USA sehen eigene Interessen bedroht

Insbesondere die USA haben China wegen des Tests kritisiert. "Nach Ansicht der Vereinigten Staaten ist die Entwicklung und das Testen solcher Waffen seitens Chinas nicht vereinbar mit dem Geist der Zusammenarbeit, den beide Länder im Bereich der zivilen Raumfahrt anstreben", erklärte ein Sprecher des Nationalen Sicherheitsrats, Gordon Johndroe. Tony Snow, der Sprecher des Weißen Hauses, zeigte sich "besorgt" über den Test Chinas.

US-Offizielle beklagen vor allem, dass China den Test nicht angekündigt hatte, trotz entsprechender Bitten nach mehr Offenheit bei solchen Aktivitäten.
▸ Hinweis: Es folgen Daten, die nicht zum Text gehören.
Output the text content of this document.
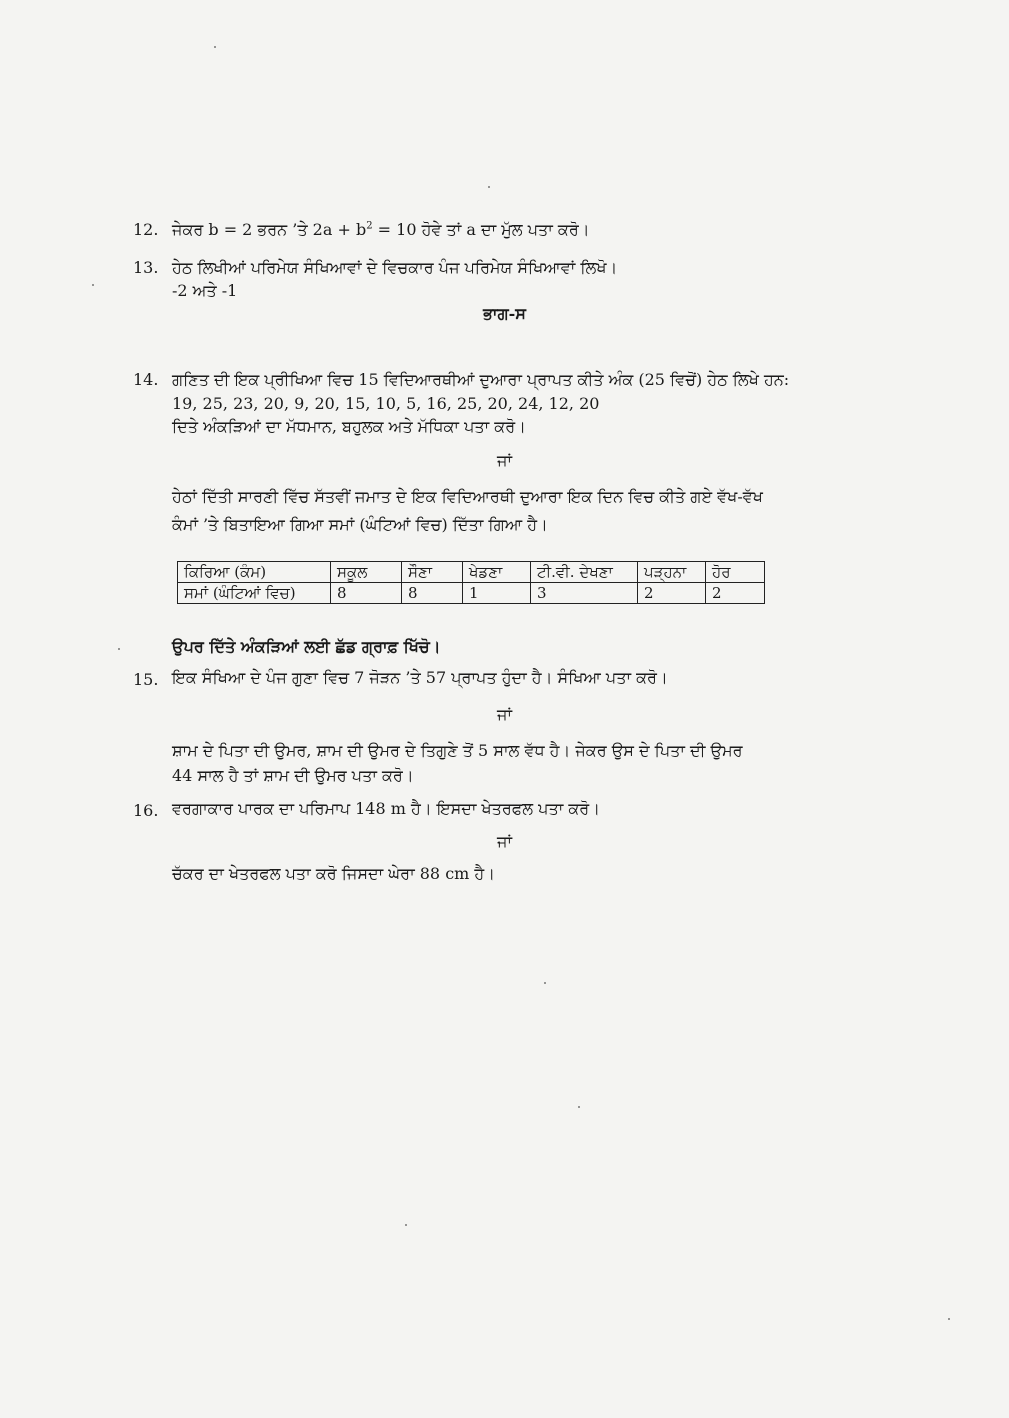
12. ਜੇਕਰ b = 2 ਭਰਨ ’ਤੇ $2a + b^2 = 10$ ਹੋਵੇ ਤਾਂ a ਦਾ ਮੁੱਲ ਪਤਾ ਕਰੋ।
13. ਹੇਠ ਲਿਖੀਆਂ ਪਰਿਮੇਯ ਸੰਖਿਆਵਾਂ ਦੇ ਵਿਚਕਾਰ ਪੰਜ ਪਰਿਮੇਯ ਸੰਖਿਆਵਾਂ ਲਿਖੋ।
-2 ਅਤੇ -1
ਭਾਗ-ਸ
14. ਗਣਿਤ ਦੀ ਇਕ ਪ੍ਰੀਖਿਆ ਵਿਚ 15 ਵਿਦਿਆਰਥੀਆਂ ਦੁਆਰਾ ਪ੍ਰਾਪਤ ਕੀਤੇ ਅੰਕ (25 ਵਿਚੋਂ) ਹੇਠ ਲਿਖੇ ਹਨ:
19, 25, 23, 20, 9, 20, 15, 10, 5, 16, 25, 20, 24, 12, 20
ਦਿਤੇ ਅੰਕੜਿਆਂ ਦਾ ਮੱਧਮਾਨ, ਬਹੁਲਕ ਅਤੇ ਮੱਧਿਕਾ ਪਤਾ ਕਰੋ।
ਜਾਂ
ਹੇਠਾਂ ਦਿੱਤੀ ਸਾਰਣੀ ਵਿੱਚ ਸੱਤਵੀਂ ਜਮਾਤ ਦੇ ਇਕ ਵਿਦਿਆਰਥੀ ਦੁਆਰਾ ਇਕ ਦਿਨ ਵਿਚ ਕੀਤੇ ਗਏ ਵੱਖ-ਵੱਖ
ਕੰਮਾਂ ’ਤੇ ਬਿਤਾਇਆ ਗਿਆ ਸਮਾਂ (ਘੰਟਿਆਂ ਵਿਚ) ਦਿੱਤਾ ਗਿਆ ਹੈ।
ਕਿਰਿਆ (ਕੰਮ)	ਸਕੂਲ	ਸੌਣਾ	ਖੇਡਣਾ	ਟੀ.ਵੀ. ਦੇਖਣਾ	ਪੜ੍ਹਨਾ	ਹੋਰ
ਸਮਾਂ (ਘੰਟਿਆਂ ਵਿਚ)	8	8	1	3	2	2
ਉਪਰ ਦਿੱਤੇ ਅੰਕੜਿਆਂ ਲਈ ਛੱਡ ਗ੍ਰਾਫ਼ ਖਿੱਚੋ।
15. ਇਕ ਸੰਖਿਆ ਦੇ ਪੰਜ ਗੁਣਾ ਵਿਚ 7 ਜੋੜਨ ’ਤੇ 57 ਪ੍ਰਾਪਤ ਹੁੰਦਾ ਹੈ। ਸੰਖਿਆ ਪਤਾ ਕਰੋ।
ਜਾਂ
ਸ਼ਾਮ ਦੇ ਪਿਤਾ ਦੀ ਉਮਰ, ਸ਼ਾਮ ਦੀ ਉਮਰ ਦੇ ਤਿਗੁਣੇ ਤੋਂ 5 ਸਾਲ ਵੱਧ ਹੈ। ਜੇਕਰ ਉਸ ਦੇ ਪਿਤਾ ਦੀ ਉਮਰ
44 ਸਾਲ ਹੈ ਤਾਂ ਸ਼ਾਮ ਦੀ ਉਮਰ ਪਤਾ ਕਰੋ।
16. ਵਰਗਾਕਾਰ ਪਾਰਕ ਦਾ ਪਰਿਮਾਪ 148 m ਹੈ। ਇਸਦਾ ਖੇਤਰਫਲ ਪਤਾ ਕਰੋ।
ਜਾਂ
ਚੱਕਰ ਦਾ ਖੇਤਰਫਲ ਪਤਾ ਕਰੋ ਜਿਸਦਾ ਘੇਰਾ 88 cm ਹੈ।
Die US-Regierung sperrt sich allerdings selbst seit langem gegen ein internationales Abkommen, das die Weltraumrüstung beschränken soll. Deshalb könnte der Test auch ein Signal Chinas an die Amerikaner sein, nun endlich in solche Verhandlungen einzutreten.

Erst im vergangenen Jahr hatte Präsident Bush eine Raumfahrt-Doktrin formulieren lassen, die sehr stark auf die nationalen Interessen setzt und Rufe nach einer Rüstungsbeschränkung im All ignoriert. Danach wollen die USA ihre "Rechte, Fähigkeiten und Handlungsfreiheit im All" bewahren und andere daran hindern, diese Freiheit einzuschränken.

Mittel der Diplomatie?

"Jahrelang haben die Chinesen und die Russen versucht, ein Verbot von Weltraum-Waffen voranzutreiben", sagte die amerikanische Rüstungsexpertin Theresa Hitchens der "New York Times". Und sie folgerte: "Das Vorgehen, eine militärische Potenz zur Schau zu stellen, um jeden an den Verhandlungstisch zu bringen, ist eine klassische Technik des Kalten Krieges."

Dass China an Anti-Satelliten-Systemen arbeitet, war schon im August deutlich geworden, als ein hoher US-Beamter berichtet hatte, dass China kurz zuvor mit einem bodengestützten Laser einen Satelliten der USA geblendet habe.